The next financial crisis will be played out in indexes and exchange traded funds. That is inevitable given the huge share that ETFs now take of investor fund flows, and their popularity as hedge fund trading vehicles.

What is less clear, and deeply controversial, is whether the structure of ETFs will itself contribute to the next crisis, or even cause it. Regulators, worried by past incidents when untested financial innovations helped exacerbate financial crises, are worried that it could.

ETF providers indignantly counter that they make the market more liquid, and less prone to sudden stops. Indeed, they complain that well-intentioned regulations exacerbate a problem they were meant to cure.

The scale of the ETF industry is not in question. They now hold more than $3tn in assets. But this raises the question of whether they have come to lead the market rather than follow it. This operates at two levels. First, there is a concern that the power of the indexes distorts markets over time, and second, there is the possibility that the structure of ETFs and index funds worsens market shocks when they happen.

Indexes’ influence spreads to virtually all institutionally managed funds. Benchmarking by the consultants on whom institutions rely when choosing fund managers is so widespread, that active managers have no choice but to watch the index they are compared to very closely, and are obliged to follow any major changes in its composition.
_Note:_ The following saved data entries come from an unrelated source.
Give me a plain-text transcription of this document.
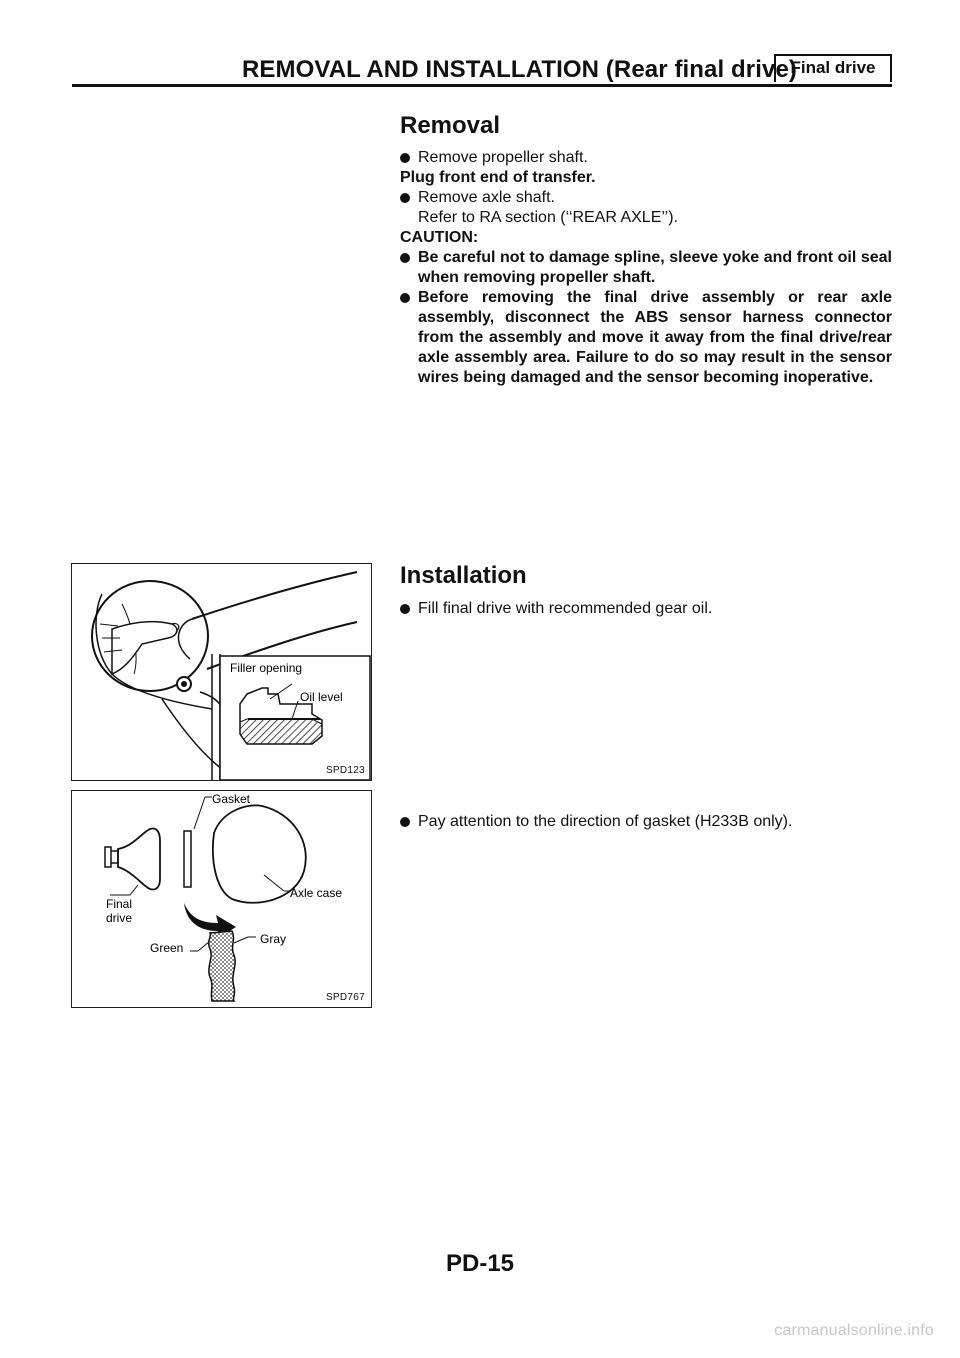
REMOVAL AND INSTALLATION (Rear final drive)
Final drive
Removal
Remove propeller shaft.
Plug front end of transfer.
Remove axle shaft.
Refer to RA section (‘‘REAR AXLE’’).
CAUTION:
Be careful not to damage spline, sleeve yoke and front oil seal when removing propeller shaft.
Before removing the final drive assembly or rear axle assembly, disconnect the ABS sensor harness connector from the assembly and move it away from the final drive/rear axle assembly area. Failure to do so may result in the sensor wires being damaged and the sensor becoming inoperative.
Installation
Fill final drive with recommended gear oil.
Pay attention to the direction of gasket (H233B only).
Filler opening
Oil level
SPD123
Final
drive
Gasket
Axle case
Green
Gray
SPD767
PD-15
carmanualsonline.info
Examples are easy to come by. When the Russell indices — highly popular among US fund managers — are updated each year, they often drive the heaviest trading of the year. In June this year, Chinese A-shares peaked and began to fall shortly after MSCI, the most important index provider for emerging markets, decided to delay including them in its flagship index. This came as a surprise. Showing the importance of indexers, Chinese authorities had lobbied hard for inclusion, as this would have driven capital into the A-shares market. Many investors at the time said that the subsequent sell-off could in part be attributed to the knock to confidence that came with MSCI’s decision.

Indexers do their best to limit their impact on the market. Russell makes its methodology very public, so investors can see weeks in advance what changes are likely to its indices. MSCI conducts public consultations.

But while indexing and benchmarking remain so prevalent, the problem of overpowerful indexes seems impossible to avoid. It can merely be mitigated. For passive investors, rules for indexes must remain as clear as possible. For active managers, the solution may be to change benchmarking. Rather than looking at past performance, which does not predict the future, consultants could look at investors’ past behaviour, or rate them on their degree of style discipline. If clients show that they are more interested in highly concentrated funds taking contrarian positions, and not in funds that merely shadow an index, then the industry would adjust to meet the demand, and the systemic problems caused by indexes should reduce.

Then there is the issue of market structure. Two incidents in 2015 raised concern. First, there was August 24, when US share prices gapped downwards at the opening in New York, and ETF prices were not available for a while. Second, in December, a gradual sell-off in high-yield bonds turned into a rout for ETFs holding high-yield bonds.

Was this due to liquidity mismatches? It is a fair question. ETFs only offer prices throughout the trading day because market makers trade to ensure that there is no gap between the market price and the underlying price of the securities in the index they track, so this has to be a risk — especially when, as in the case of high-yield bonds, the underlying security is fundamentally less liquid.

There are two theories. One, held by the industry, is that the problems were driven if anything by regulations. Mandatory trading pauses following the 2010 “flash crash” made it harder for ETF managers to get a handle on the underlying price of their securities, and created problems. The other theory: there is indeed a mismatch.

Debate is healthy. The echoes of credit derivatives, which in 2008 helped to turn a serious housing downturn into a near-collapse of the world financial system, are clear enough. Without a major market disruption — and 2015’s turbulence barely ranks compared with the events of 2008 — it is hard to test whether new financial instruments will work as intended when under stress. Better for everyone, including ETF providers, to err on the side of caution.